- Me l’accordera-t-elle ?
- Je n’en doute pas un instant. Flemming va être trop content de vous voir partir à l’autre bout de l’Europe, caressant l’espoir de ne jamais vous revoir. Au reste, ajouta-t-elle avec une pointe de tristesse, votre père me savait réticente à ce projet parce que je redoute que vous ne vous y plaisiez trop !
- Pas au point de ne jamais revenir vers vous, ma mère ! fit-il ému en l’étreignant. Vous savez combien je vous aime ! Et vous laisser seule aux prises avec la vipère que l’on m’a fait épouser m’effraie…
- Il n’y a aucune raison du moment où vous ne serez plus là ! En outre, elle travaillera sans s’en apercevoir à cette séparation que nous souhaitons. Croyez-moi ! Il faut lâcher la bride à la comtesse. Elle se perdra infailliblement !… Et soyez sûr que j’y veillerai ! Allez commencer vos préparatifs !

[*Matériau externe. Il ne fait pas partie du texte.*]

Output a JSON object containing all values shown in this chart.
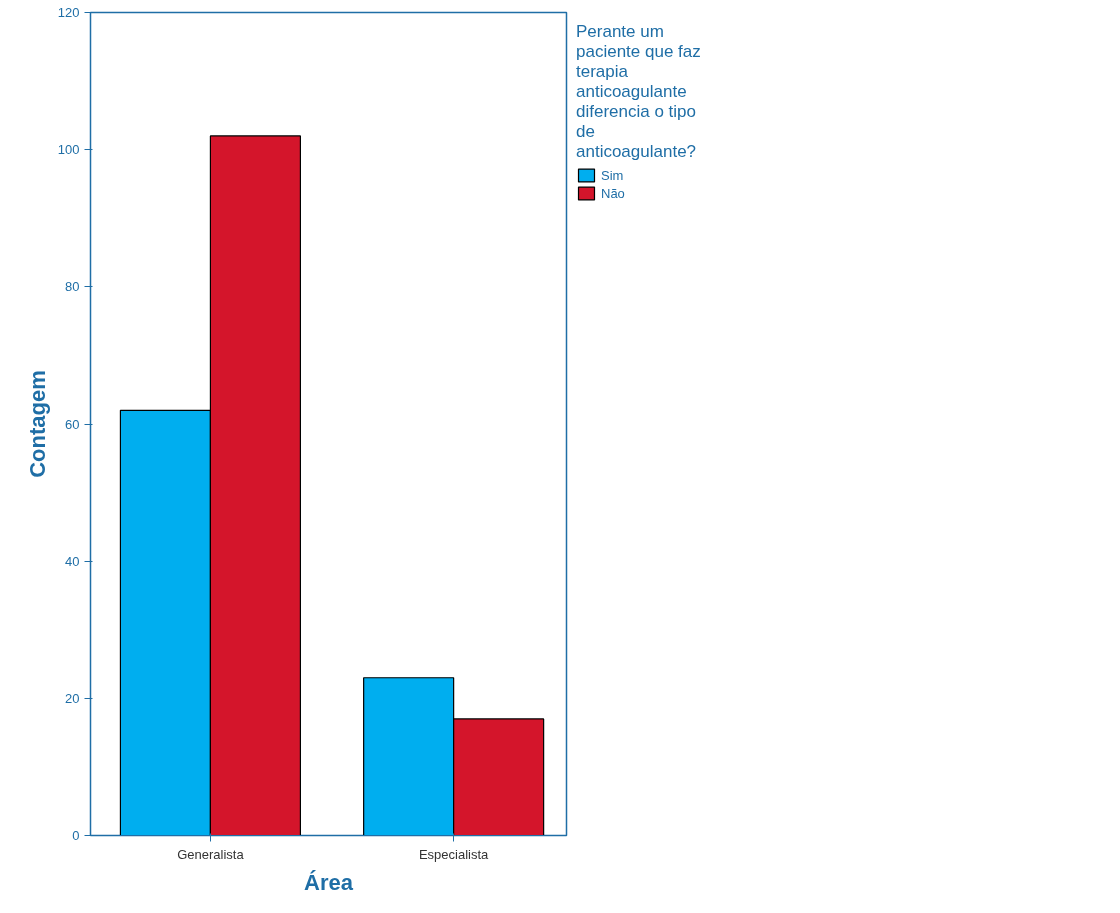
{
  "chart_data": {
    "type": "bar",
    "xlabel": "Área",
    "ylabel": "Contagem",
    "legend_title": "Perante um paciente que faz terapia anticoagulante diferencia o tipo de anticoagulante?",
    "categories": [
      "Generalista",
      "Especialista"
    ],
    "series": [
      {
        "name": "Sim",
        "color": "#00aeef",
        "values": [
          62,
          23
        ]
      },
      {
        "name": "Não",
        "color": "#d4152b",
        "values": [
          102,
          17
        ]
      }
    ],
    "ylim": [
      0,
      120
    ],
    "yticks": [
      0,
      20,
      40,
      60,
      80,
      100,
      120
    ],
    "grid": false,
    "legend": "right"
  }
}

- C’est peut-être prématuré ? Si le roi refusait ?
- Il acceptera ! assura-t-elle avec un sourire.
Elle avait une fois de plus raison. Mis au courant par un avis d’Auguste II, Flemming répondit par une simple note :
« En France, le comte de Saxe pourra continuer d’apprendre le métier de la guerre au lieu que chez nous, qui n’avons plus de guerre et qui ne souhaitons pas d’en avoir, il n’apprendra plus rien. »
C’était la porte ouverte à la liberté ! En plus, l’analyse du Premier ministre était juste. L’été précédent, la Quadruple Alliance avait été signée par la France, l’Empire, l’Angleterre où régnait à présent George Ier de Hanovre, le désastreux époux de la malheureuse Sophie-Dorothée toujours enfermée à Ahlden, et les Provinces-Unies, autrement dit les Pays-Bas. Depuis le début de cette année 1720, l’Espagne y adhérait. Enfin, la mort de Charles XII devant Fredericschall avait mis fin à l'interminable guerre du Nord dont la Pologne avait tant eu à souffrir, et le traité de Passarowitz avait renvoyé les Turcs chez eux.

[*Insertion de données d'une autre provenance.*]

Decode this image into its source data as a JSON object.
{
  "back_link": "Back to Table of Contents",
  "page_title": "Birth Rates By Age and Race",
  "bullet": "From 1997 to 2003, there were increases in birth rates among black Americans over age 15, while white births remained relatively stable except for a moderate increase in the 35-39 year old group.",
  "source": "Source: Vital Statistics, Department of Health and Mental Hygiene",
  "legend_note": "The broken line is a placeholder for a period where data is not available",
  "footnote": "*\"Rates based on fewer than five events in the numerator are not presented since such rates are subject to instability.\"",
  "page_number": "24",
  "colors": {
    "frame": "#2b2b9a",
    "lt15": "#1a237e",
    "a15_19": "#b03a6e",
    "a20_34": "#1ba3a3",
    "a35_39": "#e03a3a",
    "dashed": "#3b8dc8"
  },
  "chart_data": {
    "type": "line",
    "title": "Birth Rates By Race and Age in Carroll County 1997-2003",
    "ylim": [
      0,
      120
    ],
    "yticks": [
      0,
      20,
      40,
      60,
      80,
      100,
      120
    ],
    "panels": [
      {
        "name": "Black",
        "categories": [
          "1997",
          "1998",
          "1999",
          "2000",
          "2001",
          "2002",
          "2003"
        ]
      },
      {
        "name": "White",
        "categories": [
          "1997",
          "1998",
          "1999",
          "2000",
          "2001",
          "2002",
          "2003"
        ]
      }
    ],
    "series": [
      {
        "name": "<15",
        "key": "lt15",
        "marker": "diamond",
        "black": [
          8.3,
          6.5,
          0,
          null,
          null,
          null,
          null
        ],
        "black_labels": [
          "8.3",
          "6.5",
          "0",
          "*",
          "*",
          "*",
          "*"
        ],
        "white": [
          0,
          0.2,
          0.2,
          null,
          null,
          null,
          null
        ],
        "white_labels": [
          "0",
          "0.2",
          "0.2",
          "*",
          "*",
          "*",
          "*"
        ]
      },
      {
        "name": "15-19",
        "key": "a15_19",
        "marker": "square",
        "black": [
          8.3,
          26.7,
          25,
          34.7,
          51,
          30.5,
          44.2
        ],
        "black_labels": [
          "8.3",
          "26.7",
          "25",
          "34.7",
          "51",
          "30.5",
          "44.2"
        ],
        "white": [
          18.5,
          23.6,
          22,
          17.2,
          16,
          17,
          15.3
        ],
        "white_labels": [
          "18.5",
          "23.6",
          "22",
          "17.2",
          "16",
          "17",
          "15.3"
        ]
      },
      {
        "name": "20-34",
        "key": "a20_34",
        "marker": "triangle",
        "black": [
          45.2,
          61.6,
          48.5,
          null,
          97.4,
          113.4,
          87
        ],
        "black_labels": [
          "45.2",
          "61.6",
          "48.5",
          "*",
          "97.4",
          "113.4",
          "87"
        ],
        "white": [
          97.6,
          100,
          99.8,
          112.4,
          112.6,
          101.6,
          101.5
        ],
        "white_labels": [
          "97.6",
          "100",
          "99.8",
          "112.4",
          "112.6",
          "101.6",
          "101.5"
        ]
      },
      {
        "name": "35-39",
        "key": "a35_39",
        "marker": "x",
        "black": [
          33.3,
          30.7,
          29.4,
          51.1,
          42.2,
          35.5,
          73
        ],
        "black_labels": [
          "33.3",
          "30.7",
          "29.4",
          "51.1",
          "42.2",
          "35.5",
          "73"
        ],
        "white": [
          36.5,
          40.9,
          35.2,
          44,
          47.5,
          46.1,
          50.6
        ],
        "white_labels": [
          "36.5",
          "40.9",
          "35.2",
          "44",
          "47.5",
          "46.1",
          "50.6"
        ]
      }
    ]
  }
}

Au fond, la France du Régent étant elle aussi en paix, on ne voyait pas vraiment ce qu'elle pourrait apprendre du côté militaire au comte de Saxe mais elle conservait le rayonnement de Louis XIV, mort cinq ans plus tôt, et il était d’usage en Europe pour un prince éclairé d’y venir séjourner afin de s’imprégner d’une civilisation hors pair qu’allait prolonger ce nouveau siècle, celui des Lumières.
Après des adieux protocolaires à son royal père, très émus à sa mère et à sa tante Amélie arrivée quelques jours avant, un brin grinçants à une épouse qu’il espérait bien ne jamais revoir, tout au moins sous l’avatar de comtesse de Saxe, Maurice prit enfin, vers le milieu du mois d’avril, le chemin de Paris.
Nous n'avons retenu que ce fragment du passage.